Not to troll--I am only a student and not real knowledgable about crypto--according to the _Handbook of Applied Cryptography_, a One Time Pad as long as the message space is theoretically unbreakable (for obvious reasons; the number of possible keys is equal the number of possible messages). So the OTP shouldnt be susceptible to a known plaintext attact if it is as long as the message space. If thats your invention... Not to quibble, but extraordinary claims require extraordinary evidence. S
This is how it works in a perfect world: Take a random string, XOR it with your message (the plaintext) and transmit the result to your friend. To decrypt the message, your friend has to XOR the message he got again with the random string.
There are two problems with that:
We are not able to produce real randomness, we can only use cryptographically secure pseudo-random number generators but these are not perfectly random.
The problem of transmitting the random string (the key).
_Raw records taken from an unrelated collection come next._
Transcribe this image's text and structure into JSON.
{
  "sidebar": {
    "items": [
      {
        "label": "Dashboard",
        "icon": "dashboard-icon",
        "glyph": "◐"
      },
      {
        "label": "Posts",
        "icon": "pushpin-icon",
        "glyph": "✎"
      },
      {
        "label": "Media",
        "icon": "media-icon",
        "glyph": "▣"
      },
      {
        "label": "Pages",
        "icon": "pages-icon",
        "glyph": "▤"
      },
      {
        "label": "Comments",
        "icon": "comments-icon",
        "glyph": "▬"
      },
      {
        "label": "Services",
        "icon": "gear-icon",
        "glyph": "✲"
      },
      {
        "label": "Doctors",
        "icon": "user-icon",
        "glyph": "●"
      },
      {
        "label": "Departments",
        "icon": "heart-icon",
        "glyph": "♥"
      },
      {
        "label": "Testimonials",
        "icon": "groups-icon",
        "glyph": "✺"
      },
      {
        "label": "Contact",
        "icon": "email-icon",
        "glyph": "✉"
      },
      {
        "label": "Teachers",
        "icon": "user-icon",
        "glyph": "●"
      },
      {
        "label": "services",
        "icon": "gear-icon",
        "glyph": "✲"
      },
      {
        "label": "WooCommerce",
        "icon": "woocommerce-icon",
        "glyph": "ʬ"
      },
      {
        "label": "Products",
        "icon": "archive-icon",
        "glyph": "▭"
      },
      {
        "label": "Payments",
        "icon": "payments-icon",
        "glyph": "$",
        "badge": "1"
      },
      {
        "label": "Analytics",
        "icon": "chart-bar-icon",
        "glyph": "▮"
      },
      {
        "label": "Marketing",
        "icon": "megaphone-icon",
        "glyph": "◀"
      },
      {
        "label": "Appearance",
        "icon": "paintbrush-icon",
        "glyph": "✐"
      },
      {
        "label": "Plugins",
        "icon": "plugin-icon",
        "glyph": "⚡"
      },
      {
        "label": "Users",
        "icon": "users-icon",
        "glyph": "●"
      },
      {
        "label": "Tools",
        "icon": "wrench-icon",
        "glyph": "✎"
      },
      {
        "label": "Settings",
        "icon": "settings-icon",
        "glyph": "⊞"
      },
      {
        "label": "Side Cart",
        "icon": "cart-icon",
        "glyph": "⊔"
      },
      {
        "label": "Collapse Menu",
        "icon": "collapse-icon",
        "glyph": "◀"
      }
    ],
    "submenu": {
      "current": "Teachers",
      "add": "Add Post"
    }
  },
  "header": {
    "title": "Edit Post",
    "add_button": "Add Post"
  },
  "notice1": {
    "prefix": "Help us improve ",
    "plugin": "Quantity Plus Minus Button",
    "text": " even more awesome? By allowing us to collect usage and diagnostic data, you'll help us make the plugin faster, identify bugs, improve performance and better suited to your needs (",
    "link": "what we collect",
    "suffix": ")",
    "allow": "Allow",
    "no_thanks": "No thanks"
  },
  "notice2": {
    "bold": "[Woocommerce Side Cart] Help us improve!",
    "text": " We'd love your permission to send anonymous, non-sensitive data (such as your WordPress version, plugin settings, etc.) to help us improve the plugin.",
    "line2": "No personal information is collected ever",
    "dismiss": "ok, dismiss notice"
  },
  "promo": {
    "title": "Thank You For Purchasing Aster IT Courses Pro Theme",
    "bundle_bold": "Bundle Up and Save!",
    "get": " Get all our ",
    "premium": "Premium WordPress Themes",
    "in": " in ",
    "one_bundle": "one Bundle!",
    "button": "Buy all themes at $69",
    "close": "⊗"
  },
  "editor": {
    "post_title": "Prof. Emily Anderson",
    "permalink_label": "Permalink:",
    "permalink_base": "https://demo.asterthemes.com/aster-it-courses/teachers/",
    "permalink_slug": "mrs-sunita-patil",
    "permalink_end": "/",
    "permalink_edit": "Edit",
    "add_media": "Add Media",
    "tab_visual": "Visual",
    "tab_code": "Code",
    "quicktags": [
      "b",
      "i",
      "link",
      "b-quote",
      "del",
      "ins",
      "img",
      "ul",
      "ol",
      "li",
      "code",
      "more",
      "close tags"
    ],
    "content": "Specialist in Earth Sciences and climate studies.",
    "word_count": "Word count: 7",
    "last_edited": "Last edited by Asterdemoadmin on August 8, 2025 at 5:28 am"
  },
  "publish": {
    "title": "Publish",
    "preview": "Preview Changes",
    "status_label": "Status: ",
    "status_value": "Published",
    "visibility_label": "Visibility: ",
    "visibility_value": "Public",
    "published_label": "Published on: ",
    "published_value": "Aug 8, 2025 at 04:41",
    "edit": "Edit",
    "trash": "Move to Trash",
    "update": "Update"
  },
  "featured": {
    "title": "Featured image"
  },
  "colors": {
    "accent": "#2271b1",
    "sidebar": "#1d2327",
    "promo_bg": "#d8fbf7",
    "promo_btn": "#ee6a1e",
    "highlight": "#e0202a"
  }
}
It has to be distributed in advance.
If a message gets encrypted twice with the same key, it is highly vulnerable to a statistical attack and therefore nearly useless. Every few days, someone claims to have invented a perfectly secure cryptosystem and posts it on sci.crypt just to have it torn to pieces by them.
To the "inventor" of this new system: If you really feel your algorithm is that strong, offer something about 10000$ to anyone who can break it. That way you can be sure it gets enough attention. This is common practice.